Secular trend in monthly prices of cotton
In order to determine the nature of trend movement in the prices of cotton in the market, the data was fitted to
the fourth degree polynomial equation. This model has adjusted R2 equal to 0.7937, which means that about 79.37 per cent of prices can be explained in terms of time. The trend equation in the form of
Yt = 1819.228 + 33.0718t – 1.1600t2 + 0.0133t3 – 4.2E – 05t4
It can be seen from the above equation the prices of cotton, had showed an increasing trend in prices over the years. The graph of the trend in prices over the years was shown in Figure 3.
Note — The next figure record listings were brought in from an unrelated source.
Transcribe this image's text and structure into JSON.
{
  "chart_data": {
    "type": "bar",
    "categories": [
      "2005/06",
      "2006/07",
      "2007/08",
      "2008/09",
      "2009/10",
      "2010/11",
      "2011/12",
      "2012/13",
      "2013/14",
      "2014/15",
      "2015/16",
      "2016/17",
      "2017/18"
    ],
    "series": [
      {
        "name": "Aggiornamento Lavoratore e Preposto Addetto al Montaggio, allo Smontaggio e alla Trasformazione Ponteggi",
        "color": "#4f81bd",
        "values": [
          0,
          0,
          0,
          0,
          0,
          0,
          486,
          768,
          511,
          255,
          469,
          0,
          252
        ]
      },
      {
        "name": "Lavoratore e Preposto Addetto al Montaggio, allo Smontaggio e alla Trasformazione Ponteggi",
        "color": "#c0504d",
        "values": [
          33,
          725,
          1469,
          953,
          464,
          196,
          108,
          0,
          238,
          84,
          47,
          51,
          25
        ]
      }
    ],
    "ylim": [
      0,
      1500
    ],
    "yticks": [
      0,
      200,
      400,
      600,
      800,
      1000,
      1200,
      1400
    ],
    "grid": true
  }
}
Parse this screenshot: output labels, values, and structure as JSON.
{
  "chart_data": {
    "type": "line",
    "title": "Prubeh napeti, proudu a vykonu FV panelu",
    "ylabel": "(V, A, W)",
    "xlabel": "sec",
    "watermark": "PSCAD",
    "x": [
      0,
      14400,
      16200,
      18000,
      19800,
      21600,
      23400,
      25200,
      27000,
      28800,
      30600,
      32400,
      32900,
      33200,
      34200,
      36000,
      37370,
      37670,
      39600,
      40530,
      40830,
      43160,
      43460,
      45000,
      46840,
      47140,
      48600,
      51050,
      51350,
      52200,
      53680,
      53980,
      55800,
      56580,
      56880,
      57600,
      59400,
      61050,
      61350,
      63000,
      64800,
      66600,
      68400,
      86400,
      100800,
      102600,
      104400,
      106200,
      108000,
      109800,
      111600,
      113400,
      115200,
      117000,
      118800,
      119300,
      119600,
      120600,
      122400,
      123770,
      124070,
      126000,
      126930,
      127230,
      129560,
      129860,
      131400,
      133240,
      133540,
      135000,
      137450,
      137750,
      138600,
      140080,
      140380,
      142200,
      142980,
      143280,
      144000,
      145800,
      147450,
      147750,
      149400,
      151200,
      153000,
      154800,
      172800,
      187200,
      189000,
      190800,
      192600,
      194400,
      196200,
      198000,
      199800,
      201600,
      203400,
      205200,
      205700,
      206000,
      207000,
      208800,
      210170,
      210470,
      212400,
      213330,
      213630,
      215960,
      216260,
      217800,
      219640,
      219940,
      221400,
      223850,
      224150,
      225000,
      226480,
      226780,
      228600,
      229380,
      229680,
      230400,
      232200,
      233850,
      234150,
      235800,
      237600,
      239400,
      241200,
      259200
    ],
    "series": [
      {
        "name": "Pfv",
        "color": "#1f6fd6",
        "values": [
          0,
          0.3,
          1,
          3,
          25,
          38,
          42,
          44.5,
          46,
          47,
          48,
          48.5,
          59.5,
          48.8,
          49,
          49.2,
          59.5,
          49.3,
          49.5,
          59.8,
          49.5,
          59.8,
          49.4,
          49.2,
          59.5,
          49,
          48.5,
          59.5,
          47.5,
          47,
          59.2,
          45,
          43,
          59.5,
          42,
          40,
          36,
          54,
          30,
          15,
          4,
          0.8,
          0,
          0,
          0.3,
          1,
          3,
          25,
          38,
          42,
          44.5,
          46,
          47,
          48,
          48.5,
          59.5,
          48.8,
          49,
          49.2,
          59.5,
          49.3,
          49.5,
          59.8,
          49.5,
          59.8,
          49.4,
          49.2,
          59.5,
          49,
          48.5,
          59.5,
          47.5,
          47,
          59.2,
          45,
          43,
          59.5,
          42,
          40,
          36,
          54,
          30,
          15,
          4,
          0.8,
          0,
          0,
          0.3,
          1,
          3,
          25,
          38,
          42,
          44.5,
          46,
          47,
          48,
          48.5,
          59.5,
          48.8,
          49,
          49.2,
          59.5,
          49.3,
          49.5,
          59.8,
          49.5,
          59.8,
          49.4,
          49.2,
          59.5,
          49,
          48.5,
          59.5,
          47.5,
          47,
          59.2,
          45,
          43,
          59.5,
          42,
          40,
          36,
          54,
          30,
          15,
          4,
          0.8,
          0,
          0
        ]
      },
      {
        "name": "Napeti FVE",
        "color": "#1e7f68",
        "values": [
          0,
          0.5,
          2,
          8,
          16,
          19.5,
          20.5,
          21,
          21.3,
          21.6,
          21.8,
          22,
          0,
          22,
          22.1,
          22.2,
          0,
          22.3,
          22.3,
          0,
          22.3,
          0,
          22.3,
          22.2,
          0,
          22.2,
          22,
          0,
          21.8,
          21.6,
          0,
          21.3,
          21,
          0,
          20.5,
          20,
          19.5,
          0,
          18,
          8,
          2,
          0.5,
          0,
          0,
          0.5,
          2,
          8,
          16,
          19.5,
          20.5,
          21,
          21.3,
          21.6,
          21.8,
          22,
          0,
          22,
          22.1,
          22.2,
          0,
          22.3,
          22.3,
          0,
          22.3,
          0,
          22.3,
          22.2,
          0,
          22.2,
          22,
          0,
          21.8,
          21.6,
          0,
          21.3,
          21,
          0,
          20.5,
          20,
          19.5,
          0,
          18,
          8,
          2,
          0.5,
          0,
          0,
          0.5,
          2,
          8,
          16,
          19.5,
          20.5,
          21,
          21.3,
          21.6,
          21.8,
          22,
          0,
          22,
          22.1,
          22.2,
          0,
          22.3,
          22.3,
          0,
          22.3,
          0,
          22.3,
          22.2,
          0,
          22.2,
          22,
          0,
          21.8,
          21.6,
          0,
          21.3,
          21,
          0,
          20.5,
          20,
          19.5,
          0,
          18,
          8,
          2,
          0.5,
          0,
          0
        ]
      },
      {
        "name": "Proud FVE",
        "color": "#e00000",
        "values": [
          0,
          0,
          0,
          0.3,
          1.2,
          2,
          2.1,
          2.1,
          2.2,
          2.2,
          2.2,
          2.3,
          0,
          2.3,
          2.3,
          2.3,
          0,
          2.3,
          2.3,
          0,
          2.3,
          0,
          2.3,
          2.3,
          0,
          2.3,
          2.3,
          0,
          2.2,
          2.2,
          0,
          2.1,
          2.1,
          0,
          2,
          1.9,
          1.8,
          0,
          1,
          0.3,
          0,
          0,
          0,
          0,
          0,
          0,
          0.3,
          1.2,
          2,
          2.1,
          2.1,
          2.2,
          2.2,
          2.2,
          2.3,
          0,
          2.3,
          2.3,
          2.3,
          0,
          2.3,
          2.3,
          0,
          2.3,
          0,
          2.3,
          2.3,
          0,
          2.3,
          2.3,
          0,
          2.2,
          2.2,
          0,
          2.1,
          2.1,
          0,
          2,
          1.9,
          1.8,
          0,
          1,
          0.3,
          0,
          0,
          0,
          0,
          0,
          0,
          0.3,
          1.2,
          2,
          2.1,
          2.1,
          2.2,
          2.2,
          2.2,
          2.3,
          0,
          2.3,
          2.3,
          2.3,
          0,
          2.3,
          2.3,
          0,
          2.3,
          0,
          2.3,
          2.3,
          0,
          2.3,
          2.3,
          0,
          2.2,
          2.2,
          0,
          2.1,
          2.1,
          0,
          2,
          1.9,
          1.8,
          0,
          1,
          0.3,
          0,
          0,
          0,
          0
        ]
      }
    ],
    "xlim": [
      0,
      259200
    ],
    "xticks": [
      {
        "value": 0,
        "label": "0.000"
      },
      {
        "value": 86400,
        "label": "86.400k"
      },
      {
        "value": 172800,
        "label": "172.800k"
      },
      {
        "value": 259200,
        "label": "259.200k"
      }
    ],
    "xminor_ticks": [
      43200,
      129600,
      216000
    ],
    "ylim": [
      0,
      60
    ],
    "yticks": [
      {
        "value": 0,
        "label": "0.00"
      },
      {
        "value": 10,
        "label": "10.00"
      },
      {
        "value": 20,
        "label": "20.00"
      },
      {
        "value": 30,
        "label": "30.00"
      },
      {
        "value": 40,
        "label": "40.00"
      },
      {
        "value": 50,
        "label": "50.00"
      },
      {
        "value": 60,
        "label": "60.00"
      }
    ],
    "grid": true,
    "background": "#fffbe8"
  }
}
The cyclical and irregular variations in arrivals and prices of cotton were illustrated in Figures 4 and 5. It can be seen from the figures that the cyclical variations showed a smooth trend whereas there existed fluctuations because of irregular variations. But these quit low as compared to the observed values. Form the figures it could be observed that there was no definite cycles existed in the selected market.
A positive significant relationship was seen between arrivals and prices in terms of correlation coefficient (0.1576) over the years and months in the market. The result is similar to Mohan Naidu, 2014.
The results showed that there was increasing trend in the arrivals as well as prices during the study period. The seasonal fluctuations revealed the peak arrivals during the month of November while lower arrivals during the month of September. The maximum prices were observed during the month of July whereas minimum prices were during the month of October.
From the foregoing, it may be concluded that with regard to arrivals, there was a presence of seasonality within a year and seasonal pattern did not change over the years. While in prices, there was no seasonality within a year (p =0.7889) as well as between years. The results of the study have confirmed the positive significant relationship between market arrivals and prices in terms of correlation coefficient over the years and across months in the market for the study period.